Face aux djihadistes, en respectant avec scrupules nos règles juridiques, prévues pour des délinquants de droit commun, nous montrons à nos ennemis que nous sommes incapables d’un sursaut.
Ils reviennent. Les hommes, mais aussi les femmes et les enfants. Les soldats de Daech rentrent en France dans leur prétendue patrie. Désillusionnés mais pas repentis. On les craint et on les surveille. Leur retour tombe mal. Ou bien. En pleine commémoration du massacre du Bataclan. Il y a deux ans déjà. Témoignages, chansons douces, lâchers de ballons.
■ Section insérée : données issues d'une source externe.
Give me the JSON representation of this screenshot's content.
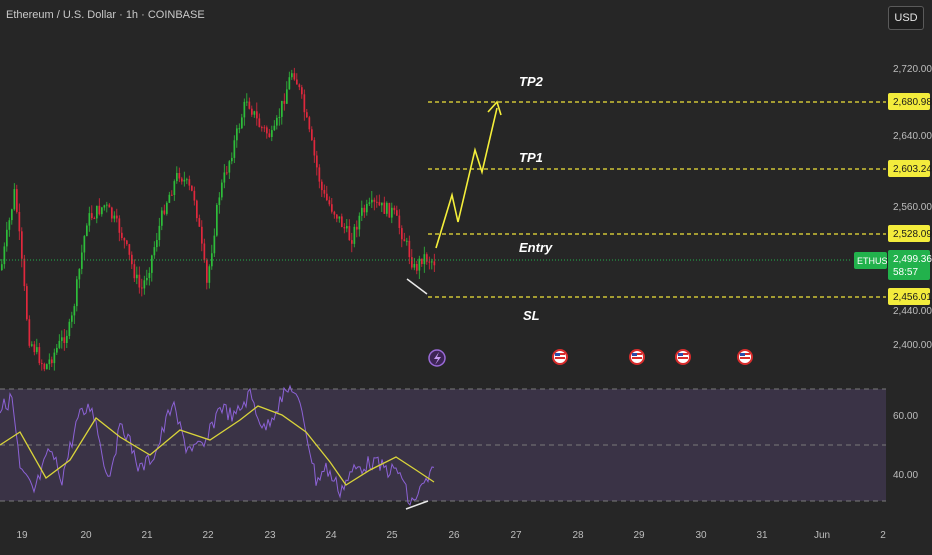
{
  "header": {
    "title": "Ethereum / U.S. Dollar · 1h · COINBASE",
    "currency_button": "USD"
  },
  "price_scale": {
    "labels": [
      "2,720.00",
      "2,640.00",
      "2,560.00",
      "2,440.00",
      "2,400.00"
    ],
    "badges": {
      "tp2": "2,680.98",
      "tp1": "2,603.24",
      "entry": "2,528.09",
      "sl": "2,456.01"
    },
    "current": {
      "symbol": "ETHUSD",
      "price": "2,499.36",
      "countdown": "58:57"
    }
  },
  "rsi_scale": {
    "labels": [
      "60.00",
      "40.00"
    ]
  },
  "time_axis": {
    "labels": [
      "19",
      "20",
      "21",
      "22",
      "23",
      "24",
      "25",
      "26",
      "27",
      "28",
      "29",
      "30",
      "31",
      "Jun",
      "2"
    ]
  },
  "annotations": {
    "tp2": "TP2",
    "tp1": "TP1",
    "entry": "Entry",
    "sl": "SL"
  },
  "colors": {
    "background": "#262626",
    "up_candle": "#2ebd3a",
    "down_candle": "#e0283d",
    "level_lines": "#f0e43a",
    "projection_arrow": "#f5ef3a",
    "rsi_line": "#8c62d6",
    "rsi_ma": "#d9d43a",
    "rsi_band": "#3a3346",
    "current_price_badge": "#22b24c"
  },
  "icons": {
    "event_markers": [
      "lightning-event-icon",
      "us-flag-event-icon",
      "us-flag-event-icon",
      "us-flag-event-icon",
      "us-flag-event-icon"
    ]
  }
}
Comment se reconstruire? interrogent les journaux. Pas comment défendre et reconstruire la France. Non, se reconstruire personnellement en tant que victime. Chacun veut bien être une victime mais personne ne veut être un bourreau. La guerre, que proclamaient alors nos dirigeants fiers-à-bras, est bien oubliée. Il n’y a plus de guerre par manque de guerriers. Tout le monde est victime, même les criminels, même la mère du criminel, même le frère du criminel.
C’est ce que nous a asséné, avec une emphase indécente, l’avocat Dupont-Moretti. Abdelkader Merah, le mentor de l’homme qui a assassiné des enfants parce qu’ils étaient juifs, et des soldats français parce qu’ils étaient musulmans, et donc «apostats», méritait donc la protection du droit. C’est notre honneur, nous a ressassé l’avocat. C’est la meilleure manière de ne pas tomber dans le piège que nous tendent les djihadistes, nous rassurent tous les défenseurs de la justice et de l’Etat de droit.
Drôle de dialectique: les djihadistes nous tueraient seulement pour montrer la face noire de notre démocratie ; sa face hideuse, répressive, totalitaire. Vieille dialectique qui rappelle celle des terroristes d’extrême gauche des années 1970. Dialectique marxiste qui avait en commun avec nous un fondement philosophique occidental et démocratique. Rien à voir avec les djihadistes qui tuent pour tuer, terrorisent pour terroriser, massacrent pour effrayer, affaiblir, montrer leur force. Et montrer la faiblesse de leurs ennemis.
En respectant avec scrupules nos règles juridiques, prévues pour des délinquants de droit commun ; en croyant naïvement que chaque djihadiste est un malade qu’il faut soigner, «déradicaliser», qu’il n’est qu’un individu pris dans «une mauvaise passe» ; en refusant une remise en cause de l’islam, qui n’est pas seulement une religion, mais aussi un système juridico-politique, nous cultivons nos démons qui s’appellent un culte fétichiste du droit et un psychologisme obsessionnel. Nous montrons à nos ennemis que nous sommes incapables d’un sursaut, incapables de renoncer à la douceur féminine mais émolliente de nos valeurs pacifiques. Ils ne nous en admirent nullement, contrairement à ce que nous laisse croire un complexe de supériorité désuet ; ils nous en méprisent encore davantage.
«Pas de liberté pour les ennemis de la liberté», avait clamé Saint-Just, alors que «la patrie (était) en danger». Nous préférons proclamer à la face de nos ennemis: «Vous n’aurez pas ma haine.»